Question

In: Accounting

1. Accepting a special order is profitable whenever the revenue from the special order exceeds: Multiple...

1. Accepting a special order is profitable whenever the revenue from the special order exceeds:

Multiple Choice

  • The average unit cost of production multiplied by the number of units in the order.

  • The incremental cost of producing the order.

  • The materials and direct labor costs of producing the order.

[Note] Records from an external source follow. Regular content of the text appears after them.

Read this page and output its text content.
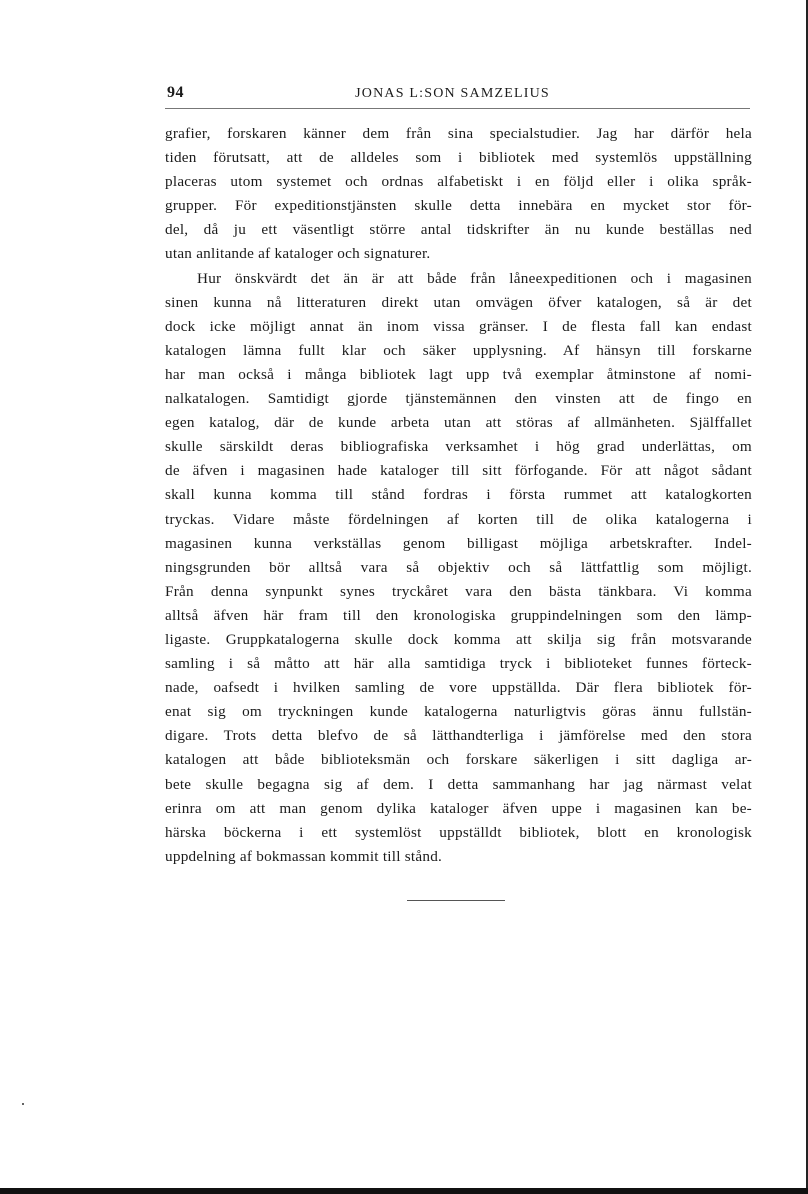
94	JONAS L:SON SAMZELIUS
grafier, forskaren känner dem från sina specialstudier. Jag har därför hela
tiden förutsatt, att de alldeles som i bibliotek med systemlös uppställning
placeras utom systemet och ordnas alfabetiskt i en följd eller i olika språk-
grupper. För expeditionstjänsten skulle detta innebära en mycket stor för-
del, då ju ett väsentligt större antal tidskrifter än nu kunde beställas ned
utan anlitande af kataloger och signaturer.
Hur önskvärdt det än är att både från låneexpeditionen och i magasinen
sinen kunna nå litteraturen direkt utan omvägen öfver katalogen, så är det
dock icke möjligt annat än inom vissa gränser. I de flesta fall kan endast
katalogen lämna fullt klar och säker upplysning. Af hänsyn till forskarne
har man också i många bibliotek lagt upp två exemplar åtminstone af nomi-
nalkatalogen. Samtidigt gjorde tjänstemännen den vinsten att de fingo en
egen katalog, där de kunde arbeta utan att störas af allmänheten. Själffallet
skulle särskildt deras bibliografiska verksamhet i hög grad underlättas, om
de äfven i magasinen hade kataloger till sitt förfogande. För att något sådant
skall kunna komma till stånd fordras i första rummet att katalogkorten
tryckas. Vidare måste fördelningen af korten till de olika katalogerna i
magasinen kunna verkställas genom billigast möjliga arbetskrafter. Indel-
ningsgrunden bör alltså vara så objektiv och så lättfattlig som möjligt.
Från denna synpunkt synes tryckåret vara den bästa tänkbara. Vi komma
alltså äfven här fram till den kronologiska gruppindelningen som den lämp-
ligaste. Gruppkatalogerna skulle dock komma att skilja sig från motsvarande
samling i så måtto att här alla samtidiga tryck i biblioteket funnes förteck-
nade, oafsedt i hvilken samling de vore uppställda. Där flera bibliotek för-
enat sig om tryckningen kunde katalogerna naturligtvis göras ännu fullstän-
digare. Trots detta blefvo de så lätthandterliga i jämförelse med den stora
katalogen att både biblioteksmän och forskare säkerligen i sitt dagliga ar-
bete skulle begagna sig af dem. I detta sammanhang har jag närmast velat
erinra om att man genom dylika kataloger äfven uppe i magasinen kan be-
härska böckerna i ett systemlöst uppställdt bibliotek, blott en kronologisk
uppdelning af bokmassan kommit till stånd.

  • The fixed manufacturing costs for the period.

2.

Which of the following types of cost are always relevant to a decision?

Multiple Choice

  • Sunk costs

  • Average costs

  • Incremental costs

  • Fixed costs

3.  

A cost that has already been incurred and cannot be changed is called a(n):

Multiple Choice

  • Opportunity cost.

  • Out-of-pocket cost.

  • Joint cost.

  • Sunk cost.

Solutions

Expert Solution

Solution:-

1. Accepting a special order is profitable whenever the revenue from the special order exceeds:-

B. The incremental cost of producing the order

Explanation:-

Profit from special order will be calculates as follows-

Sales proceeds from special order XXX
Less Incremental cost of producing the special cost XXX
Profit / Loss of special order XXX

Note:- Fixed cost will be consider as sunk cost assuming company have excess capacity.

2. Which of the following types of cost are always relevant to a decision:-

Incremental costs

Explanation:-

Incremental cost analysis will always consider as relevant for decision of accepting or rejecting an order.

3. A cost that has already been incurred and cannot be changed is called a(n):-

Sunk Cost

Explanation:-

A sunk cost is a cost that has already been incurred and that cannot be changed by any decision made now or in the future.